The archive is currently mothballed, following archivist Annabel Downs' redundancy at the beginning of the year. The "break out" library group - chaired by Ralph Cobham and including past president Hal Moggridge, along with Tony Edwards and Tarsem Flora - formally proposed the idea of an independent trust.
Moggridge told HW that the trust would manage but not own the library and archive facilities.
"That would keep an independence for it and help safeguard it from the possibility of someone selling it off in the future," Moggridge explained.
The trust will raise money for the upkeep of the collections as well as being part-funded by the institute, possibly through a proportion of subscriptions of between three and 10 per cent, he added.
The official Landscape Institute library and archive group, which is chaired by BDP landscape architecture director Andrew Tindsley, was set up in March.
Tindsley said the two groups had collaborated closely to come up with options in the "best interests" of the institute and the library and archive.
He added: "There has been no divide between the two groups because we have got similar thoughts and views. We think we have come to a good conclusion but it is still moving forward and being developed."
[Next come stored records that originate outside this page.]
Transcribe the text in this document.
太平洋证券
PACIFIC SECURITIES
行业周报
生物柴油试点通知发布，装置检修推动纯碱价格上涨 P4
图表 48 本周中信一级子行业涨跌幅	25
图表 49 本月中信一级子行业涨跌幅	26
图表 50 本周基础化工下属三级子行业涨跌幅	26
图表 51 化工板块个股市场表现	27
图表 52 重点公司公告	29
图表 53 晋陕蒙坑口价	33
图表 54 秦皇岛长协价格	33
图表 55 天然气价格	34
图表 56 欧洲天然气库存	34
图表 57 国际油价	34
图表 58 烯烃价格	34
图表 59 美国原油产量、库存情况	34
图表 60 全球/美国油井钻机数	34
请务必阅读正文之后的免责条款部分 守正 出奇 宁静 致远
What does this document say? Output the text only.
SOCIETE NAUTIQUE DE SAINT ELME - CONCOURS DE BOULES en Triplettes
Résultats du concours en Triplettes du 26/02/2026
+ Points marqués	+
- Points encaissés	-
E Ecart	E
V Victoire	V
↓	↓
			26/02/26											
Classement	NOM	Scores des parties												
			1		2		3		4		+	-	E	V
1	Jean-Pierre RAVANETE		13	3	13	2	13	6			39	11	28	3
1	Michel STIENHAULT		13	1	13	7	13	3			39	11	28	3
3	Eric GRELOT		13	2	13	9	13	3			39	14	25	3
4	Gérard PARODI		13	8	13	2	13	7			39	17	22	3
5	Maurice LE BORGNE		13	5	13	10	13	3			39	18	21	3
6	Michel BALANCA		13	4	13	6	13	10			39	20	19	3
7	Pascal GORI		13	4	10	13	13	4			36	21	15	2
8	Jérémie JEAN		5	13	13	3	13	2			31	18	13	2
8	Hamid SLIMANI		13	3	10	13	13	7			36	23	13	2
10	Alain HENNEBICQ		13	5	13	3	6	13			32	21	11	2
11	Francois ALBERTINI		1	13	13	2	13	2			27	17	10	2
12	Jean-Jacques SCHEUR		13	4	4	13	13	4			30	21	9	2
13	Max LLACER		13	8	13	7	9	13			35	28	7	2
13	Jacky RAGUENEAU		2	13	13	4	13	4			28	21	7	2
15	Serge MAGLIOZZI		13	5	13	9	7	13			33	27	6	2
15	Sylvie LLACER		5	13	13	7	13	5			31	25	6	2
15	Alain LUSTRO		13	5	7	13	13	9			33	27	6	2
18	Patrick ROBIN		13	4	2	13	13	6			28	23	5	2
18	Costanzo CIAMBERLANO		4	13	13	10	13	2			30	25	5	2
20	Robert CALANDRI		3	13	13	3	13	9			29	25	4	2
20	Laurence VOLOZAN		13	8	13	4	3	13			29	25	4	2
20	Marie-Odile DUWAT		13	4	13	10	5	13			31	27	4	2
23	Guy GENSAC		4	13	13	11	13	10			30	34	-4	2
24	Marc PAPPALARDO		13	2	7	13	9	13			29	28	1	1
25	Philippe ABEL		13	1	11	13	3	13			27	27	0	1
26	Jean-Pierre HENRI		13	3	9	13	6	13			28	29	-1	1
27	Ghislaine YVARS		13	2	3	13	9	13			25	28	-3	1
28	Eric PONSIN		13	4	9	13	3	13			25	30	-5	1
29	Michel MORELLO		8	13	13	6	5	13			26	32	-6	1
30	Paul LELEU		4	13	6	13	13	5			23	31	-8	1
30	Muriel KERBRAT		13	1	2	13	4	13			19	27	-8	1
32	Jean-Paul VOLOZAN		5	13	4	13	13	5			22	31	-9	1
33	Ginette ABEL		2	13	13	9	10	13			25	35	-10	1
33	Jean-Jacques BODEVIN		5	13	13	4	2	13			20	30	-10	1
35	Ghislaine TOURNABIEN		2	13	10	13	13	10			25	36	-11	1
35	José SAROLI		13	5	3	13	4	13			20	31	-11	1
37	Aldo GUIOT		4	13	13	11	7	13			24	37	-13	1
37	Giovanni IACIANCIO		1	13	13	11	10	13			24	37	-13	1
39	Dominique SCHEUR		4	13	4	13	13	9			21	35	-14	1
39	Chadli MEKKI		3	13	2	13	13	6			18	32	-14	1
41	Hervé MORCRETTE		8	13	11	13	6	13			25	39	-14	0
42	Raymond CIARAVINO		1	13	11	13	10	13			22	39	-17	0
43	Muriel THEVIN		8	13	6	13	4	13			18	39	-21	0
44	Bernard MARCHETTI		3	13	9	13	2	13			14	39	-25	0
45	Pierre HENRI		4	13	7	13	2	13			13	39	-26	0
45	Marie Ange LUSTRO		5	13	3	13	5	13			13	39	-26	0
The institute held its AGM on 26 November and president Neil Williamson said one of the priorities was to move out of its headquarters in Great Portland Street, London, to cheaper premises.
"When the time comes to move out of Great Portland Street, the library and archive collections will be placed in external storage until such time as they can be reopened by the independent trust," he said.
Garden History Society chairman Dominic Cole told HW that it was "slightly alarming" that the collections might not be fully accessible for some time. "It would be a great shame if the collection was inaccessible for years rather than months," he warned.
But Cobham said although it was still early days in developing the proposals, he hoped to meet the Landscape Institute secretariat and trustees to formulate a way forward before Christmas.